Much of this bullying happens in view of teachers. All too often, teachers don’t know what to look for, have misconceptions about what bullying is or are unaware of the harm to the youth involved or unsure about what to do. Students know this and feel a sense of immunity. Often, everyone in the room agreed, they’re right.
“It happens in plain sight because the students think teachers aren’t watching or don’t care,” Hawley said. “Kids are feeling out the ecology of the school, and they know what they can get away with when they’re in front of you.”
This is not because teachers don’t care, she said. Rather, they are underprepared and undersupported and sometimes feel powerless. As a consequence, victims learn quickly that reporting bullying is not effective in stopping the problem. Teachers should actively seek out information from their classes.
Teachers also need to talk to each other, to the school nurse and to administrators. A student may complain about being bullied multiple times but to a different person each time, and if no one shares the information the organization doesn’t know how severe the bullying is.
“You cannot assume just because nobody is reporting it that bullying is not an issue in this classroom,” Wargo said.
Many of the student teachers said they worried about this. One student wondered what should be ignored and what needs to be addressed.

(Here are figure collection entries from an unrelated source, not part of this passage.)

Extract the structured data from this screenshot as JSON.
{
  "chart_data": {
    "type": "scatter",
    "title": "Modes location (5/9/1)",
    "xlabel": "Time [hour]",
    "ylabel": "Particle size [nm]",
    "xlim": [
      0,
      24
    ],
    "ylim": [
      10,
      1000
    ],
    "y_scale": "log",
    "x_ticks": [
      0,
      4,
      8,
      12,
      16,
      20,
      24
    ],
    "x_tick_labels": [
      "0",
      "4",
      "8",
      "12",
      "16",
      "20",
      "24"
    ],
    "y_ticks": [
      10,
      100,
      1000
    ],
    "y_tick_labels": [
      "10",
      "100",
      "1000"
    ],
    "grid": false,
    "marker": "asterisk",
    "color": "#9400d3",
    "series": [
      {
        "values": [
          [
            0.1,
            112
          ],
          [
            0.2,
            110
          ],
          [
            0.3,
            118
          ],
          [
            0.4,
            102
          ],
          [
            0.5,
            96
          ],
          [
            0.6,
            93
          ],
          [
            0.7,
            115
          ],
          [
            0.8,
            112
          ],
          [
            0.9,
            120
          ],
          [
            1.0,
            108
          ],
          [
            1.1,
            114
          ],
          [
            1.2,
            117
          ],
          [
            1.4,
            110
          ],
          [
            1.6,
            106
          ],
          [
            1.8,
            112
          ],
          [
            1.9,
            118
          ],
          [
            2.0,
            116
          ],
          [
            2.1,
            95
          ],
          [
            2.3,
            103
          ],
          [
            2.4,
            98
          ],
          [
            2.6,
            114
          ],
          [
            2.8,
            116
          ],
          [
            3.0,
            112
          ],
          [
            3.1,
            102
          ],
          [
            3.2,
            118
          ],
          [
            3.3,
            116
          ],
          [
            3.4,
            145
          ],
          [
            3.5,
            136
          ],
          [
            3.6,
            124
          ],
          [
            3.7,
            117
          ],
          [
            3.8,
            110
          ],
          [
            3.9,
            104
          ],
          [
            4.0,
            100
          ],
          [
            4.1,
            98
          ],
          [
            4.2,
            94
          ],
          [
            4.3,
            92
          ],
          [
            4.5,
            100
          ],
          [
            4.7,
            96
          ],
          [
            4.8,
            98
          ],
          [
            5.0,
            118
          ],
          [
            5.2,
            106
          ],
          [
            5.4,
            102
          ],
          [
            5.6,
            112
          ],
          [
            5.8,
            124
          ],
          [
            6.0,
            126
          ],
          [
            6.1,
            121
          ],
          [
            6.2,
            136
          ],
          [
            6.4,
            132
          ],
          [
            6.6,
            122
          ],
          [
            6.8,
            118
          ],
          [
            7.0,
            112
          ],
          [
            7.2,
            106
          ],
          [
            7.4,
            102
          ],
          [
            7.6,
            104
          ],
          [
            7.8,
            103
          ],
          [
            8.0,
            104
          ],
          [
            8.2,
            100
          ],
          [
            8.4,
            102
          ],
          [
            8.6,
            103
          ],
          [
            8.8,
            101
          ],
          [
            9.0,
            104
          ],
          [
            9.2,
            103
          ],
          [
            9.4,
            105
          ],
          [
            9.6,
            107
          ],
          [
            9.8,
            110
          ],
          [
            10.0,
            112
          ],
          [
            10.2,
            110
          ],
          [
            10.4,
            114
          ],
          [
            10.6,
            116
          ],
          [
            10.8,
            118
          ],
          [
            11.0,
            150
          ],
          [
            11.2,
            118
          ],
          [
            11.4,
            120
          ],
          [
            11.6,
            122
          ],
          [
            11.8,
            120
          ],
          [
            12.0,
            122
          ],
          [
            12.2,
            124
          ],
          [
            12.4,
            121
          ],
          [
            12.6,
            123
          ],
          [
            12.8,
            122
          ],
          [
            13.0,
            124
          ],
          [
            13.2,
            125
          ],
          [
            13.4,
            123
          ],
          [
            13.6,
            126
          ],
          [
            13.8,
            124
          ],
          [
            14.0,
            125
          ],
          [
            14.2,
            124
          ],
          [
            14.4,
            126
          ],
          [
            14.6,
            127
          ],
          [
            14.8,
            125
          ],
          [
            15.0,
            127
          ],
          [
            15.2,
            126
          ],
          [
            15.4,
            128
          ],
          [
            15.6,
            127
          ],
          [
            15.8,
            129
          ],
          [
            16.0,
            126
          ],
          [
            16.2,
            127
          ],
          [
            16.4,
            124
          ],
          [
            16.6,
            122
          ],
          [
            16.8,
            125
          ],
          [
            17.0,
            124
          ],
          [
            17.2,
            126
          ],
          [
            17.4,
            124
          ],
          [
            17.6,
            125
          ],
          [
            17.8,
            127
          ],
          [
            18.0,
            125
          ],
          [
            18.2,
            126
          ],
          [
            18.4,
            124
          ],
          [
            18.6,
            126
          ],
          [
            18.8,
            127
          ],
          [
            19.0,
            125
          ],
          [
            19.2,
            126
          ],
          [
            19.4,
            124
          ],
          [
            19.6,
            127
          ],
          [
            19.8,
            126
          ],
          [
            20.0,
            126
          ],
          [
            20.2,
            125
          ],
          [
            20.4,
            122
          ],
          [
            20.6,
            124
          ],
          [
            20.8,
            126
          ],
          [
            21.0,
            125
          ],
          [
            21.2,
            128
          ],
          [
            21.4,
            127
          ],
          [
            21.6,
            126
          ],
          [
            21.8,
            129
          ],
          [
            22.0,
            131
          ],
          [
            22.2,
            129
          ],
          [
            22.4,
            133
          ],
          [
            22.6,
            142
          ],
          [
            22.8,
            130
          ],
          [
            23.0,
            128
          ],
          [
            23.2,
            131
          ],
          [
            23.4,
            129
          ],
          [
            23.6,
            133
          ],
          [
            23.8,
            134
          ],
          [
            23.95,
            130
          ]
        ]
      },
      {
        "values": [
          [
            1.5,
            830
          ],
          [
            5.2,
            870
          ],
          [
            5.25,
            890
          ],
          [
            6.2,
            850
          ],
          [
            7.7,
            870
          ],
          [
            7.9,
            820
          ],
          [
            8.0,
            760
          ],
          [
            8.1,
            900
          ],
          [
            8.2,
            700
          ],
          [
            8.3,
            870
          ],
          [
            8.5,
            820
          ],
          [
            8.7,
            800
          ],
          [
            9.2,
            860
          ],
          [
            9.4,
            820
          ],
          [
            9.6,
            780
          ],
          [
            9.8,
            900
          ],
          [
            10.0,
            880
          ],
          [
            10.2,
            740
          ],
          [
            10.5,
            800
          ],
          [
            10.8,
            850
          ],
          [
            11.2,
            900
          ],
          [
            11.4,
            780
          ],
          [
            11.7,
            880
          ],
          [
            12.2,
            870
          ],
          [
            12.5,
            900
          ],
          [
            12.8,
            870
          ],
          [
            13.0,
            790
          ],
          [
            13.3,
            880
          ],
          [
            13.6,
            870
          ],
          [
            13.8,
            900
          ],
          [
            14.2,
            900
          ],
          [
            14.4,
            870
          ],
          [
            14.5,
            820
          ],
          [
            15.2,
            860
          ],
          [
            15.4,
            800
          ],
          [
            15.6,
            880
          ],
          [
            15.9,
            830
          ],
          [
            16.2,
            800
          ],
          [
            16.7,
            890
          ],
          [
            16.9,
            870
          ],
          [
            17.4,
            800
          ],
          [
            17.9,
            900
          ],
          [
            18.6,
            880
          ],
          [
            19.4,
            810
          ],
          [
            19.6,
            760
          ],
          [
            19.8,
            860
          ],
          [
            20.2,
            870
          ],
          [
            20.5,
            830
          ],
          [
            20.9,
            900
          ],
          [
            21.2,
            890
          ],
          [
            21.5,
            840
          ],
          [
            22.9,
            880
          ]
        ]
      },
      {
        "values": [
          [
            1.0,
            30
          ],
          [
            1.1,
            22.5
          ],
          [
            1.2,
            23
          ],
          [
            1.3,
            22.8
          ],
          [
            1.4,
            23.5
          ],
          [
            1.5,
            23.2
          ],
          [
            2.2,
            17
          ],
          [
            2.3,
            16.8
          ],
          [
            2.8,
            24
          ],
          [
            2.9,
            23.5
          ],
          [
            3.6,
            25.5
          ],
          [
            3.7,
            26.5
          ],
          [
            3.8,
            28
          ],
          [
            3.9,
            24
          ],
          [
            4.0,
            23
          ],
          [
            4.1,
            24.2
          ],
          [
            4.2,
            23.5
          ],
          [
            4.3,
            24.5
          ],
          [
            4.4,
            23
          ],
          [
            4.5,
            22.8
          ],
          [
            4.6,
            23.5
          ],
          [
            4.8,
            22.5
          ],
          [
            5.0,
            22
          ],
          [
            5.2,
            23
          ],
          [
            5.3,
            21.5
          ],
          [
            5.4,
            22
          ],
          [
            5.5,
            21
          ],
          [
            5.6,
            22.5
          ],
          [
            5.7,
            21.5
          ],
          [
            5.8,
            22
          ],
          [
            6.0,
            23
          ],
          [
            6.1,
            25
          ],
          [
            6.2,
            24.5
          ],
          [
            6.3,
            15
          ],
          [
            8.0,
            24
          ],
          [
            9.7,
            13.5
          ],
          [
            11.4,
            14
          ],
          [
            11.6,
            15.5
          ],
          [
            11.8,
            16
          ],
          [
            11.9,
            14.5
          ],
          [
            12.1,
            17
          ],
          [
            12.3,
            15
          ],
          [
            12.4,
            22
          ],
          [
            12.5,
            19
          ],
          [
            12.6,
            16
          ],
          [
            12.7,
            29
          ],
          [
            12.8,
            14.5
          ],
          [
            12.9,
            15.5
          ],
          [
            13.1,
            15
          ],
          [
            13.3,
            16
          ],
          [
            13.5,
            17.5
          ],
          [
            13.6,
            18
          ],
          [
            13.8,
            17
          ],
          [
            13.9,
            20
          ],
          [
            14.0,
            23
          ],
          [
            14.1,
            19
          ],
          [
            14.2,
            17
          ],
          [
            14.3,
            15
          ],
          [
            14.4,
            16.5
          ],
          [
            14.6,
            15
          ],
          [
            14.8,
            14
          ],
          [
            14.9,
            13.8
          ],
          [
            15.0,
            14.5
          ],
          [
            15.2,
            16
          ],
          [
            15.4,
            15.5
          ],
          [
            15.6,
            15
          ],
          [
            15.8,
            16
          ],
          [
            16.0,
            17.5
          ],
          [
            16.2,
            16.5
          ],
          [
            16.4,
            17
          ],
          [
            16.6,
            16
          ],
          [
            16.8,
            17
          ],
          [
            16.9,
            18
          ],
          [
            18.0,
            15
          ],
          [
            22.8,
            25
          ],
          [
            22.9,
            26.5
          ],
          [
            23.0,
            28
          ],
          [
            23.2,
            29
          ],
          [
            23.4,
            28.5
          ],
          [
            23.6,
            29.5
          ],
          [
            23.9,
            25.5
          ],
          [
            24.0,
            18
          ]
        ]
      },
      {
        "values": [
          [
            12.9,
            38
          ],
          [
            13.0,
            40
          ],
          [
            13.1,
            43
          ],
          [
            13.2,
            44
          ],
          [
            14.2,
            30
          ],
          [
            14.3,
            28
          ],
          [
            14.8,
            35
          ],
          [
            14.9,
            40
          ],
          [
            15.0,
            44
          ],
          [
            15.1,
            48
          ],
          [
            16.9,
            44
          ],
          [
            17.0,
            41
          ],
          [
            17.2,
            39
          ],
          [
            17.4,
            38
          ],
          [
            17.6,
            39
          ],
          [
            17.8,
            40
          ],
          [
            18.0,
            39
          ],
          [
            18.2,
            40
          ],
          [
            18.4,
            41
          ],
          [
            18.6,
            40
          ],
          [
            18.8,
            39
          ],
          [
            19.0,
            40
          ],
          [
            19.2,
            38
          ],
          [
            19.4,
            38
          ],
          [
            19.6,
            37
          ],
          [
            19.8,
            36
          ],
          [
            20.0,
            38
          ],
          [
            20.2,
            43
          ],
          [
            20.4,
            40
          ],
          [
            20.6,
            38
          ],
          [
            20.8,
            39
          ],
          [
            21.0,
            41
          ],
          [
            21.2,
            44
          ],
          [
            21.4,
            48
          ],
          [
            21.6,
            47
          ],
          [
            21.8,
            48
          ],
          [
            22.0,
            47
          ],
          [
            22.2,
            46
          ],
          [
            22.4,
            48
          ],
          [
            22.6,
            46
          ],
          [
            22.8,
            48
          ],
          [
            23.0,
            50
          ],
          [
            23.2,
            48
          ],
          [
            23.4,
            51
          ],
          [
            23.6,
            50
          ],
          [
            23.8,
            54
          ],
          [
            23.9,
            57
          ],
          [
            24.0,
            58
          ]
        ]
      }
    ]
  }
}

“At what point do I overlook something, and at what point do I intervene? We notice it, but we don’t really do anything. This workshop is eye-opening.”
The pre-service teachers also were encouraged to notice bullying outside of their classroom. Carpenter once saw a number of children beating up a boy outside of the school. It was across the street and not on school property, and it was after school let out. Regardless, she charged across the street – the only one of half a dozen adults who saw it – and stopped the fighting. Hawley said this is why teachers need to understand the “bystander effect” – the more people who witness an event, the less likely any one person is to break from the crowd to help – and help their students overcome it.
“Witnesses often assume somebody else already told the teacher or did something,” Carpenter said. “All it takes is one person to notice the event, take responsibility for what is going on and take action. If you’re willing to step up and take responsibility for it that’s a step in the right direction.”
One of the best ways to combat bullying is empowering bystanders to do more. An audience to bullying has layers, the team explained. Besides the bully and the victim there are those who assist the bully and those who reinforce the behavior with attention, laughing and jeering. Another layer is the well-intentioned bystanders who are merely observing. These children are a good target for intervention efforts. Teachers can empower them to report incidents they observe. They also can be encouraged to ask the bully to stop.
For this empowerment to happen, teachers must be more than bystanders themselves, which can be hard. The point of the workshop was to teach developing teachers what to look for, explain the complex social dynamic and suggest how they can navigate it successfully to counteract bullying regardless of administrative support of a formal bullying prevention program.